Trade fodder. Guthrie's a perfectly acceptable middle-of-the-rotation guy for a good team, but by the time the Orioles are good he's probably a little over-priced for them. I think management has to hope he limits the home runs in the first half of the season - which should keep his ERA hovering somewhere near 4 - and they can trade him to a contender for a couple of prospects.
I'll buy that theory if someone can show me some evidence that adding veterans to a lineup makes even a little bit of difference to young hitters. My guess is that it doesn't. I'm not wild about Wieters or Jones, both of whom actually went backwards last season. I do think that both will enjoy good seasons, at some point. But they're sure not looking like the future superstars we expected not so long ago.
Do you think the severe competitive imbalances in baseball would be lessened by the institution of a salary cap, perhaps combined with a salary floor?
First, I would probably argue with your characterization of the imbalances as "severe." The imbalances are neither desirable nor attractive, but a poor team that's well-managed can compete for a playoff spot, at least for a few years. Would a salary cap/floor situation make a difference? Yeah, maybe some. But there are imbalances in the other big sports, too, and all of them have salary caps. It might be a useful tool, but it's not a panacea.

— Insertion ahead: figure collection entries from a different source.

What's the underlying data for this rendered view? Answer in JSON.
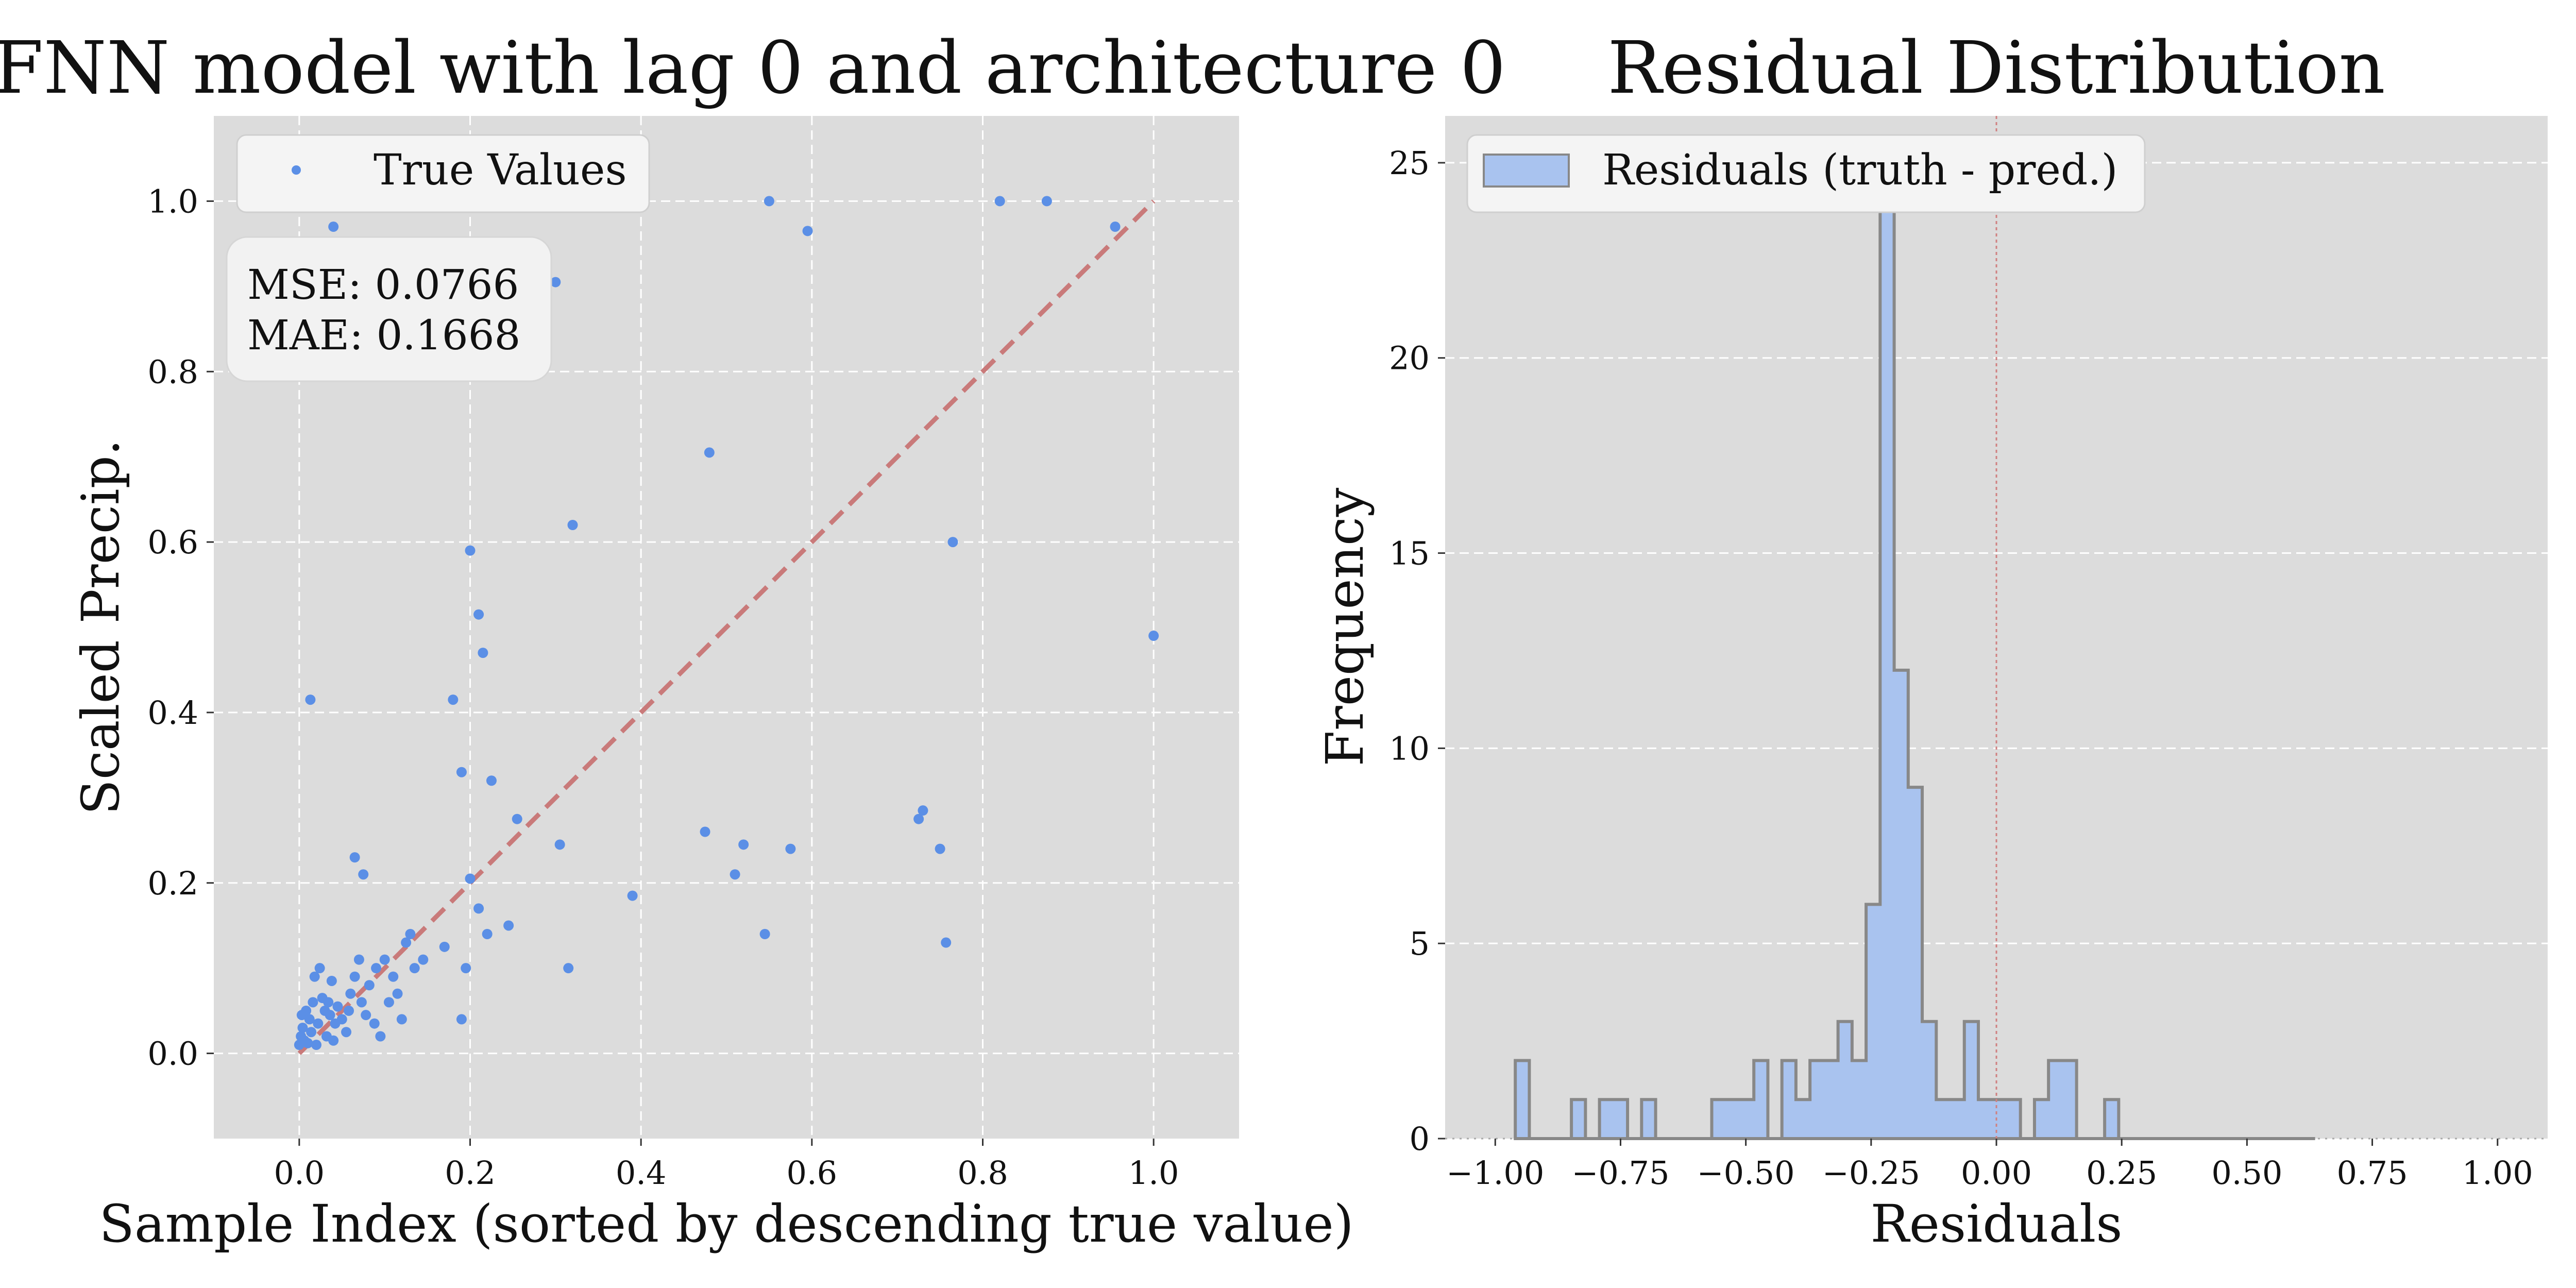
{
  "chart_data": [
    {
      "type": "scatter",
      "title": "FNN model with lag 0 and architecture 0",
      "xlabel": "Sample Index (sorted by descending true value)",
      "ylabel": "Scaled Precip.",
      "xlim": [
        -0.1,
        1.1
      ],
      "ylim": [
        -0.1,
        1.1
      ],
      "xticks": [
        "0.0",
        "0.2",
        "0.4",
        "0.6",
        "0.8",
        "1.0"
      ],
      "yticks": [
        "0.0",
        "0.2",
        "0.4",
        "0.6",
        "0.8",
        "1.0"
      ],
      "grid": true,
      "legend": {
        "position": "upper-left",
        "entries": [
          "True Values"
        ]
      },
      "annotation": {
        "lines": [
          "MSE: 0.0766",
          "MAE: 0.1668"
        ]
      },
      "reference_line": {
        "from": [
          0.0,
          0.0
        ],
        "to": [
          1.0,
          1.0
        ],
        "style": "dashed",
        "color": "#c97a7a"
      },
      "point_color": "#5b8fe6",
      "series": [
        {
          "name": "True Values",
          "points": [
            [
              0.0,
              0.01
            ],
            [
              0.002,
              0.02
            ],
            [
              0.004,
              0.03
            ],
            [
              0.003,
              0.045
            ],
            [
              0.006,
              0.015
            ],
            [
              0.008,
              0.05
            ],
            [
              0.01,
              0.012
            ],
            [
              0.012,
              0.04
            ],
            [
              0.014,
              0.025
            ],
            [
              0.016,
              0.06
            ],
            [
              0.018,
              0.09
            ],
            [
              0.02,
              0.01
            ],
            [
              0.022,
              0.035
            ],
            [
              0.024,
              0.1
            ],
            [
              0.027,
              0.065
            ],
            [
              0.03,
              0.05
            ],
            [
              0.032,
              0.02
            ],
            [
              0.034,
              0.06
            ],
            [
              0.036,
              0.045
            ],
            [
              0.038,
              0.085
            ],
            [
              0.04,
              0.015
            ],
            [
              0.042,
              0.035
            ],
            [
              0.045,
              0.055
            ],
            [
              0.05,
              0.04
            ],
            [
              0.055,
              0.025
            ],
            [
              0.058,
              0.05
            ],
            [
              0.06,
              0.07
            ],
            [
              0.065,
              0.09
            ],
            [
              0.07,
              0.11
            ],
            [
              0.073,
              0.06
            ],
            [
              0.078,
              0.045
            ],
            [
              0.082,
              0.08
            ],
            [
              0.088,
              0.035
            ],
            [
              0.09,
              0.1
            ],
            [
              0.095,
              0.02
            ],
            [
              0.1,
              0.11
            ],
            [
              0.105,
              0.06
            ],
            [
              0.11,
              0.09
            ],
            [
              0.115,
              0.07
            ],
            [
              0.12,
              0.04
            ],
            [
              0.125,
              0.13
            ],
            [
              0.13,
              0.14
            ],
            [
              0.135,
              0.1
            ],
            [
              0.145,
              0.11
            ],
            [
              0.17,
              0.125
            ],
            [
              0.19,
              0.04
            ],
            [
              0.195,
              0.1
            ],
            [
              0.2,
              0.205
            ],
            [
              0.21,
              0.17
            ],
            [
              0.22,
              0.14
            ],
            [
              0.245,
              0.15
            ],
            [
              0.255,
              0.275
            ],
            [
              0.19,
              0.33
            ],
            [
              0.225,
              0.32
            ],
            [
              0.18,
              0.415
            ],
            [
              0.013,
              0.415
            ],
            [
              0.065,
              0.23
            ],
            [
              0.075,
              0.21
            ],
            [
              0.2,
              0.59
            ],
            [
              0.21,
              0.515
            ],
            [
              0.215,
              0.47
            ],
            [
              0.305,
              0.245
            ],
            [
              0.315,
              0.1
            ],
            [
              0.39,
              0.185
            ],
            [
              0.475,
              0.26
            ],
            [
              0.48,
              0.705
            ],
            [
              0.51,
              0.21
            ],
            [
              0.52,
              0.245
            ],
            [
              0.545,
              0.14
            ],
            [
              0.575,
              0.24
            ],
            [
              0.32,
              0.62
            ],
            [
              0.3,
              0.905
            ],
            [
              0.04,
              0.97
            ],
            [
              0.065,
              1.0
            ],
            [
              0.17,
              1.0
            ],
            [
              0.25,
              1.0
            ],
            [
              0.305,
              0.995
            ],
            [
              0.55,
              1.0
            ],
            [
              0.595,
              0.965
            ],
            [
              0.82,
              1.0
            ],
            [
              0.875,
              1.0
            ],
            [
              0.955,
              0.97
            ],
            [
              0.725,
              0.275
            ],
            [
              0.73,
              0.285
            ],
            [
              0.75,
              0.24
            ],
            [
              0.757,
              0.13
            ],
            [
              0.765,
              0.6
            ],
            [
              1.0,
              0.49
            ]
          ]
        }
      ]
    },
    {
      "type": "bar",
      "subtype": "histogram-step-filled",
      "title": "Residual Distribution",
      "xlabel": "Residuals",
      "ylabel": "Frequency",
      "xlim": [
        -1.1,
        1.1
      ],
      "ylim": [
        0,
        26.2
      ],
      "xticks": [
        "−1.00",
        "−0.75",
        "−0.50",
        "−0.25",
        "0.00",
        "0.25",
        "0.50",
        "0.75",
        "1.00"
      ],
      "xtick_values": [
        -1.0,
        -0.75,
        -0.5,
        -0.25,
        0.0,
        0.25,
        0.5,
        0.75,
        1.0
      ],
      "yticks": [
        "0",
        "5",
        "10",
        "15",
        "20",
        "25"
      ],
      "ytick_values": [
        0,
        5,
        10,
        15,
        20,
        25
      ],
      "grid": "y-dashed",
      "legend": {
        "position": "upper-left",
        "entries": [
          "Residuals (truth - pred.)"
        ]
      },
      "reference_line": {
        "x": 0.0,
        "style": "dotted",
        "color": "#d08080"
      },
      "fill_color": "#a9c3ef",
      "edge_color": "#888888",
      "bin_edges": [
        -0.96,
        -0.932,
        -0.904,
        -0.876,
        -0.848,
        -0.82,
        -0.792,
        -0.764,
        -0.736,
        -0.708,
        -0.68,
        -0.652,
        -0.624,
        -0.596,
        -0.568,
        -0.54,
        -0.512,
        -0.484,
        -0.456,
        -0.428,
        -0.4,
        -0.372,
        -0.344,
        -0.316,
        -0.288,
        -0.26,
        -0.232,
        -0.204,
        -0.176,
        -0.148,
        -0.12,
        -0.092,
        -0.064,
        -0.036,
        -0.008,
        0.02,
        0.048,
        0.076,
        0.104,
        0.132,
        0.16,
        0.188,
        0.216,
        0.244,
        0.272,
        0.3,
        0.328,
        0.356,
        0.384,
        0.412,
        0.44,
        0.468,
        0.496,
        0.524,
        0.552,
        0.58,
        0.608,
        0.636
      ],
      "counts": [
        2,
        0,
        0,
        0,
        1,
        0,
        1,
        1,
        0,
        1,
        0,
        0,
        0,
        0,
        1,
        1,
        1,
        2,
        0,
        2,
        1,
        2,
        2,
        3,
        2,
        6,
        25,
        12,
        9,
        3,
        1,
        1,
        3,
        1,
        1,
        1,
        0,
        1,
        2,
        2,
        0,
        0,
        1,
        0,
        0,
        0,
        0,
        0,
        0,
        0,
        0,
        0,
        0,
        0,
        0,
        0,
        0
      ]
    }
  ]
}
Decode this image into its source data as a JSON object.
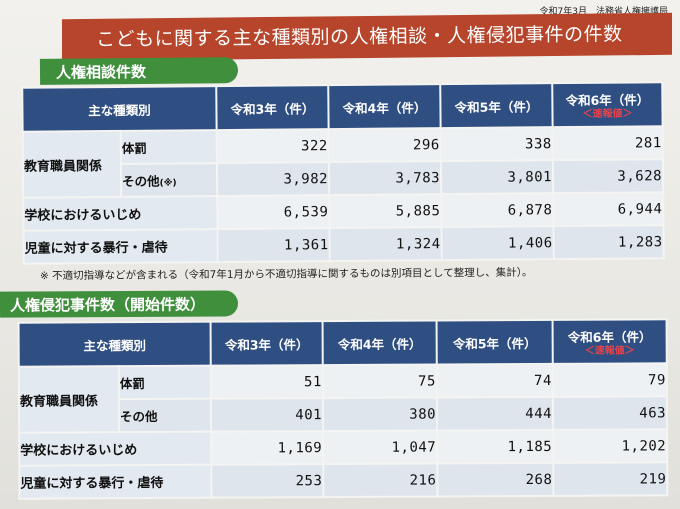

Newer statistics, particularly Wins Above Replacement, cause a number of disagreements on our site. What are the cracks in the WAR metrics that would allow a team to substantially outperform (in the win column) their total WAR over the course of a season?
Do they? I've actually never seen team WAR compared to team wins. Just off the top of my head, WAR doesn't account for baserunning (except for steals). Nor does it account for luck. And that's the big one. The vast majority of fans simply don't understand the degree to which luck impacts wins and losses, even over the course of 162 games.